Back home, Pedro was preparing another gourmet meal. He enjoys cooking and we were again the beneficiaries, this time of perfectly-done steak, morrell mushrooms, both topped with a foie gras sauce, and simple green beans. Afterwards, Isabelle brought out a cheese course, followed by pineapple and ice cream for dessert. I don't know if this is their normal Saturday dinner, but we certainly felt like we were getting special treatment.
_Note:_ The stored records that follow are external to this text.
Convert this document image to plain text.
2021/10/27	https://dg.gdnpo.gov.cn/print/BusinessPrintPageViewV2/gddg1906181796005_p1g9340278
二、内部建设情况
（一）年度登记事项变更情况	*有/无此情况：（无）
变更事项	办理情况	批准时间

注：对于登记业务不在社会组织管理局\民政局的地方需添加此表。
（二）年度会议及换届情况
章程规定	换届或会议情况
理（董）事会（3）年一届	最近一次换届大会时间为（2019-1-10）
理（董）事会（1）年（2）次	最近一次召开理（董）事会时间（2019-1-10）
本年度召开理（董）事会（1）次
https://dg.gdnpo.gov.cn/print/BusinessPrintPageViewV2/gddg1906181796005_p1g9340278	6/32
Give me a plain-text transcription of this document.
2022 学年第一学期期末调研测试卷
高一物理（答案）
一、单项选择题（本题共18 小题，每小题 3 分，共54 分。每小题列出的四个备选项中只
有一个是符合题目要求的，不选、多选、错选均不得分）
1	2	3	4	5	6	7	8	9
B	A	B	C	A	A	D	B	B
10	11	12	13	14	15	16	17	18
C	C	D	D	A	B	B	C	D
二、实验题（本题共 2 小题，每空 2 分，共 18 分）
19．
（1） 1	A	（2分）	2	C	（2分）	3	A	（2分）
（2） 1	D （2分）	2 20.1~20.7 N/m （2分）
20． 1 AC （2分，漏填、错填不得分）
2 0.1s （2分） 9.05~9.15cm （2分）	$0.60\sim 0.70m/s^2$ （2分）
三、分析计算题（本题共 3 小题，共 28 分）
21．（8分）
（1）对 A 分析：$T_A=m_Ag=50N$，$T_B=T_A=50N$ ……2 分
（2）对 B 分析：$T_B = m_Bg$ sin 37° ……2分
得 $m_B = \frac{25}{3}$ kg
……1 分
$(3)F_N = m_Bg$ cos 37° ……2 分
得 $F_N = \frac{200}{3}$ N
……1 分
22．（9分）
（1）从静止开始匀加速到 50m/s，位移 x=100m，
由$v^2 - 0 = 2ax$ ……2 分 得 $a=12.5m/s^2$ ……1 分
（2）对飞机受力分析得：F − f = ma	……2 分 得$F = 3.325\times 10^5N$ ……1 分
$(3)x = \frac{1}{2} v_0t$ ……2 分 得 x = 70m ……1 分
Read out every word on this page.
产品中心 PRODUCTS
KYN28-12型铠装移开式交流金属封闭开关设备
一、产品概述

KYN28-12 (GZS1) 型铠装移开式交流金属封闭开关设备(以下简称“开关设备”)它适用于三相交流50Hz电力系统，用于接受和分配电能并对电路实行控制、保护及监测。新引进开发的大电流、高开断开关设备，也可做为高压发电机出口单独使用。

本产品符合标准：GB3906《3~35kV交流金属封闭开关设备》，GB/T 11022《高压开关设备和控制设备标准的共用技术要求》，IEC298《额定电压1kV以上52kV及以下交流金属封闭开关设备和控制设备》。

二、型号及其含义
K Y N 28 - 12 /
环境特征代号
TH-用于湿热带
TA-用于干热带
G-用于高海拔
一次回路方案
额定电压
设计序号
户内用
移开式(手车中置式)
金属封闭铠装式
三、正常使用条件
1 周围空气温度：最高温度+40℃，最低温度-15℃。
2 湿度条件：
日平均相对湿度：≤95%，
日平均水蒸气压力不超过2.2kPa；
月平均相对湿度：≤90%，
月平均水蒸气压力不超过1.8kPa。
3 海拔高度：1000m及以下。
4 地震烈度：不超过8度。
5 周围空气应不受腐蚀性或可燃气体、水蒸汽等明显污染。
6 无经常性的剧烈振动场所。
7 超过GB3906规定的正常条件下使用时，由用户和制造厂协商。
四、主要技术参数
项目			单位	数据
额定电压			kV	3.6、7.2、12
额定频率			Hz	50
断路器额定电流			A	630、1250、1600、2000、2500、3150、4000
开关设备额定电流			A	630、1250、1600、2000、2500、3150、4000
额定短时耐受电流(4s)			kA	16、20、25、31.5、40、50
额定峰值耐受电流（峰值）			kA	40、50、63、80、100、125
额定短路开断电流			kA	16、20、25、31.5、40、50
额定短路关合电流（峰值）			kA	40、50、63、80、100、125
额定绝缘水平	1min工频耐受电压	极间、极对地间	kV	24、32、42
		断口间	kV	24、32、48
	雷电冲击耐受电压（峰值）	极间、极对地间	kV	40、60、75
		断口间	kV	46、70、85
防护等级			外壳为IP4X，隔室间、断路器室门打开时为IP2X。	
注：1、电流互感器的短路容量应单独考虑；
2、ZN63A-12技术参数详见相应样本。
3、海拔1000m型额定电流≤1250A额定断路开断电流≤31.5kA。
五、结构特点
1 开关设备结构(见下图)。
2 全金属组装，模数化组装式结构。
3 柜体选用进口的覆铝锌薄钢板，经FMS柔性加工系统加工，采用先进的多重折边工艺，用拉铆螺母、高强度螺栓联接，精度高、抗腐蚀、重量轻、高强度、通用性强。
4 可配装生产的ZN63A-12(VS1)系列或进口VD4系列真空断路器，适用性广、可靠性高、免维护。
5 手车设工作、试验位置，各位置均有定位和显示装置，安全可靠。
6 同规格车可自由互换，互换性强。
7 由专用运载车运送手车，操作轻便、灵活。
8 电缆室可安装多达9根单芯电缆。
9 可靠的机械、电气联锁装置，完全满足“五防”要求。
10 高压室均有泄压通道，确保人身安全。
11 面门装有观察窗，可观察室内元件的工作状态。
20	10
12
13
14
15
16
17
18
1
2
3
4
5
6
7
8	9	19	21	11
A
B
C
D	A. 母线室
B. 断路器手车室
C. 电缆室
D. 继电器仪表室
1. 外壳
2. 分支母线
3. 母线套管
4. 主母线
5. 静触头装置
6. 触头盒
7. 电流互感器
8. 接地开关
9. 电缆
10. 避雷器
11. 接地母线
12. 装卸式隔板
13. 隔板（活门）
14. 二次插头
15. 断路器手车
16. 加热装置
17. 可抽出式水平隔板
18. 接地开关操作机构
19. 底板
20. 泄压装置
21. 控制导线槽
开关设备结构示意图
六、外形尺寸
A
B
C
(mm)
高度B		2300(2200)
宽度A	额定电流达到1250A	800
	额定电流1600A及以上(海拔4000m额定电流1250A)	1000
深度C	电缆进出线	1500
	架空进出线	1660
Sunday was another slow day. Marianne and I went out for a walk nearby, coming back via the old gate that allows authorized folks to enter the neighborhood. A gated community: at least one centuries-old gate. Most of the neighboring houses are largely hidden behind walls and hedges, but it's clearly a very nice area with spacious lots and a mix of very old and not-really-new homes. Some places have views from the hill out over the valley while others make do with looking out into yard nature. Unlike California neighborhoods with their armies of gardeners, these Lyon homes look good with a more natural, owner-maintained, look. Maybe we need to learn.
The highlight for the day was Sunday Dinner. Pedro and Isabelle each contributed, while Marianne and I enjoyed the patio and joined only in the conversation, not the work. I think this was their normal routine, a quiet weekend day, valued by working people everywhere. "Le weekend" has less meaning for us retirees.
An aside. Every long trip seems to have an encounter with food poisoning, no matter how careful travelers may be. Marianne had her turn this evening. (Fish? Cheese?) A difficult part nowadays is that one's mind wanders far beyond "normal" food problems to is-this-a-return-of-Covid or a-return-of-the-elephant. Nope. It was just a food difficulty, something that the body is well-designed to handle, after several hours of chills, sweats, nausea, and so forth.
By morning, when we drove away, everything was fine as we headed to our new destination.